Bindi: “Il governo Monti ha imboccato la strada giusta, ma l’Italia è stremata”

Bindi: “Il governo Monti ha imboccato la strada giusta, ma l’Italia è stremata”
Il presidente del Pd, Rosy Bindi in un’intervista pubblicata sull’Unità di oggi si augura che qualora il governo prepari un altro provvedimento di contenimento della spesa “questa volta non ci si tocchino sanità, università ed enti locali perché non sono più in grado di sostenere altri sacrifici”.

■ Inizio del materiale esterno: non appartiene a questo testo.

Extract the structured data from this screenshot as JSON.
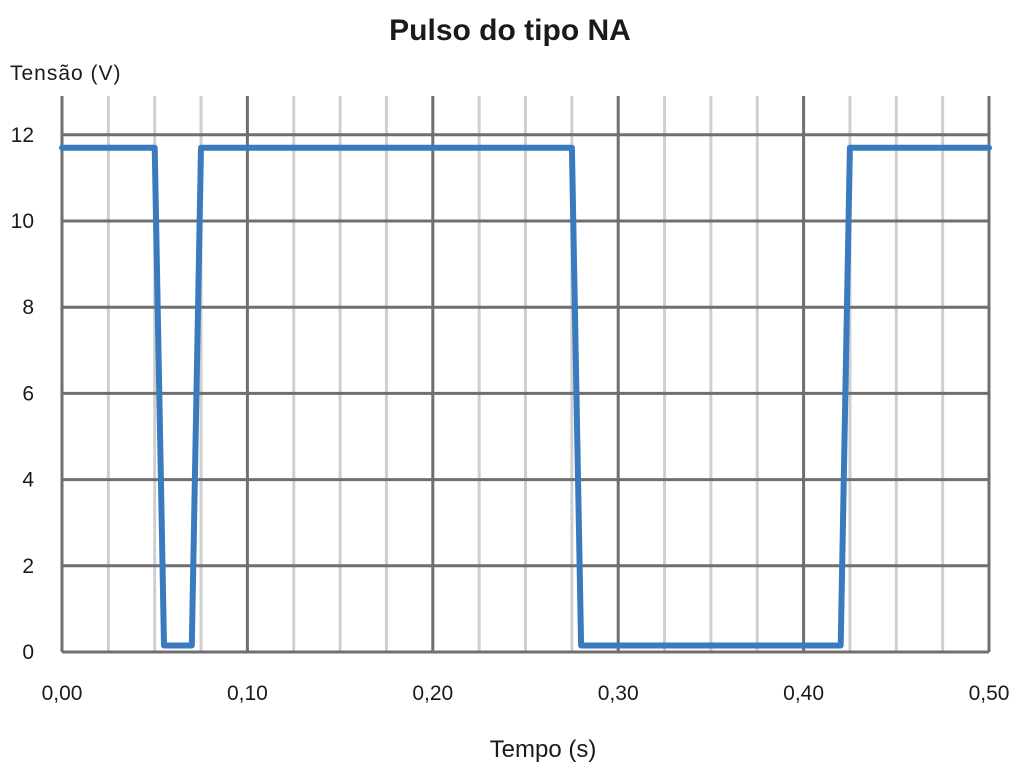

Per Rosy Bindi, presidente del Pd “C’è un solo modo per alleggerire l’Irpef delle famiglie e tasse sul lavoro e delle imprese” e questo secondo il vice presidente della Camera dei Deputati è la “patrimoniale, o comunque una tassazione molto forte sui grandi accumuli di ricchezza”. Perché, come ribadisce nell’intervista rilasciata all’Unità in edicola oggi, il punto fondamentale è che “il Paese non regge più”.
 
È dunque giunto il momento per il governo di fare interventi più equi e la Bindi, pur riconoscendo all’esecutivo Monti di aver “imboccato la strada giusta rispetto alla deriva dell’esecutivo berlusconiano”, tuttavia la crisi morde ancora e “l’Italia è stremata. Ci sono settori che stanno pagando prezzi altissimi e non parliamo soltanto di chi perde il lavoro e di chi non lo trova: i redditi delle famiglie sono fortemente colpiti e ridimensionati con evidenti ripercussioni sull’economia. La spina recessiva delle misure adottate dal governo Monti è indiscutibile.
 
Infine alla domanda se teme altri tagli lineari, la risposta della Bindi è: “Mi auguro che questa volta non ci sia il sapore dei tagli lineari e affrettati della prima spending review spero che non si tocchino sanità, università ed enti locali perché non sono più in grado di sostenere altri sacrifici. Si dovrà trattare davvero di spending review e non di un’altra manovra e noi l’abbiamo ribadito durante l’ennesimo voto di fiducia. Il governo ci deve ascoltare perché non stiamo parlando di interessi di un elettorato. Qui è in gioco il bene del Paese”.